Instructor: Jeffrey A. Meunier, University of Connecticut
Course: CSE240 Intermediate Computer Systems
Student background: computer/microprocessor organization
Materials: Hugs (Feb 2001); Bird ``Introduction to Functional Programming; Furber ``ARM System-on-Chip Architecture
Web page: http://www.engr.uconn.edu/~jeffm/Classes/CSE240-Spring-2001/index.html
Comments:

This is a course in the low level programming of microprocessor systems.

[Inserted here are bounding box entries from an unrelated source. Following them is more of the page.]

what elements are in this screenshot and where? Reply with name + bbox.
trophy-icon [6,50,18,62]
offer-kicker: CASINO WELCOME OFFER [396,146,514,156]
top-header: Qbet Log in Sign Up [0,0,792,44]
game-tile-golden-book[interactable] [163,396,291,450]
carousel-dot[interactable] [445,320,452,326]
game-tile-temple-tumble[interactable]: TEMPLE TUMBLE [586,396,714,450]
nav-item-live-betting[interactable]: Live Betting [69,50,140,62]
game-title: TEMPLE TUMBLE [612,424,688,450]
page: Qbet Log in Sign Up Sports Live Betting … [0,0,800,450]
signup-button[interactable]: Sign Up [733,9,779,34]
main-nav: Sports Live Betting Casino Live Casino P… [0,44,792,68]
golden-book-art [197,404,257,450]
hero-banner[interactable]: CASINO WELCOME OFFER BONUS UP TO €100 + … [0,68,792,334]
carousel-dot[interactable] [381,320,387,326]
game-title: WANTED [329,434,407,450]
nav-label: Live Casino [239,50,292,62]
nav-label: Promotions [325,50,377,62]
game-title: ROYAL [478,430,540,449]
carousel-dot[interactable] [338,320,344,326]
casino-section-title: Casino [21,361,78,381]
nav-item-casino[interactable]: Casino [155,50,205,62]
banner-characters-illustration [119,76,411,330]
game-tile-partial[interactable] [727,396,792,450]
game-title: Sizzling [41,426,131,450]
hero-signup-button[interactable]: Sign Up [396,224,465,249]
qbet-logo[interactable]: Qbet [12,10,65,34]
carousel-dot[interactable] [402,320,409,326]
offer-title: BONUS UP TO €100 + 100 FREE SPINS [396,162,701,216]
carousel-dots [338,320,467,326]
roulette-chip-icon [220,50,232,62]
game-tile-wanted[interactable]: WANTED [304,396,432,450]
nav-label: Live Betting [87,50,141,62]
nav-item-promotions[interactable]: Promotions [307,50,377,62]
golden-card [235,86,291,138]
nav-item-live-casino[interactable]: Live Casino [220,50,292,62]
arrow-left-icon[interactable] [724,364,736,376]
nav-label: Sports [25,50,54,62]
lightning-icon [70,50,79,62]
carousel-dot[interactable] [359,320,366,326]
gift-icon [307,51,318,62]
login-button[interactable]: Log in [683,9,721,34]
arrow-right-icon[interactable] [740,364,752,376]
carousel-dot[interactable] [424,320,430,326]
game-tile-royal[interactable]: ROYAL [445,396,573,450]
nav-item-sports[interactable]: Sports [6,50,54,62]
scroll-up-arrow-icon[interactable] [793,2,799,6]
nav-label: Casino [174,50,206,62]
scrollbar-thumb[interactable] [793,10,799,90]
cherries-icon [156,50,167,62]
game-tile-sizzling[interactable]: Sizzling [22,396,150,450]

The course will focus on the development of an emulator (virtual machine, or VM) for a small computer system based on a modern RISC microprocessor (the ARM CPU) using a high level programming language (Haskell), and assembly language programming of the VM. Development of the VM will occur in stages, starting with the simple direct-execution (stream-based) model, gradually moving to a more realistic memory-mapped model, including exception handlers, concurrent processes, and asynchronous external devices.

Instructor: Gabriele Keller The University of New South Wales
Course: Concepts of Programming Languages
Student background: Most of them have used Haskell in first year
Materials: GHC, TaPL and `Programming Languages: Theory and Practice', papers
Web page: http://www.cse.unsw.edu.au/~cs3161
Last run: 2006
Comments:

Expose students to a theory of programming languages based on type theory and operational semantics as a mathematically sound framework which allows us to investigate the properties of a large number of programming language features, including:

  • on semantics of different programming languages and programming paradigms: imperative, object oriented, and declarative.
  • theoretical foundations of programming languages: syntax, operatational, axiomatic and denotational semantics.
  • implementation aspects of central language features, such as dynamic and strong typing, polymorphism, overloading and automatic memory management

Assignments are in GHC/Haskell, and in the past have included implementing a mini-Haskell type checker, type inference and interpreter.

Instructor: Manuel Chakravarty The University of New South Wales
Course: Advanced Functional Programming
Student background: Most of them have used Haskell in first year
Materials: GHC, papers (see the website)
Web page: http://www.cse.unsw.edu.au/~cs4132
Last run:2004
Comments:

To provide students with an understanding of the theory and practice of the design, use, and implementation of functional programming languages, such as Haskell

This includes selected topics from the following areas:

  • Foundations: lambda calculus, semantics, and type systems.
  • Design: side-effects, exceptions, concurrency, and parallelism.
  • Implementation: abstract machines, program transformation, and memory management.
  • Programming techniques: combinator libraries, monads, generic programming, and meta programming.
  • Applications: domain specific languages, graphics, web programming, reactive systems, and scientific programming.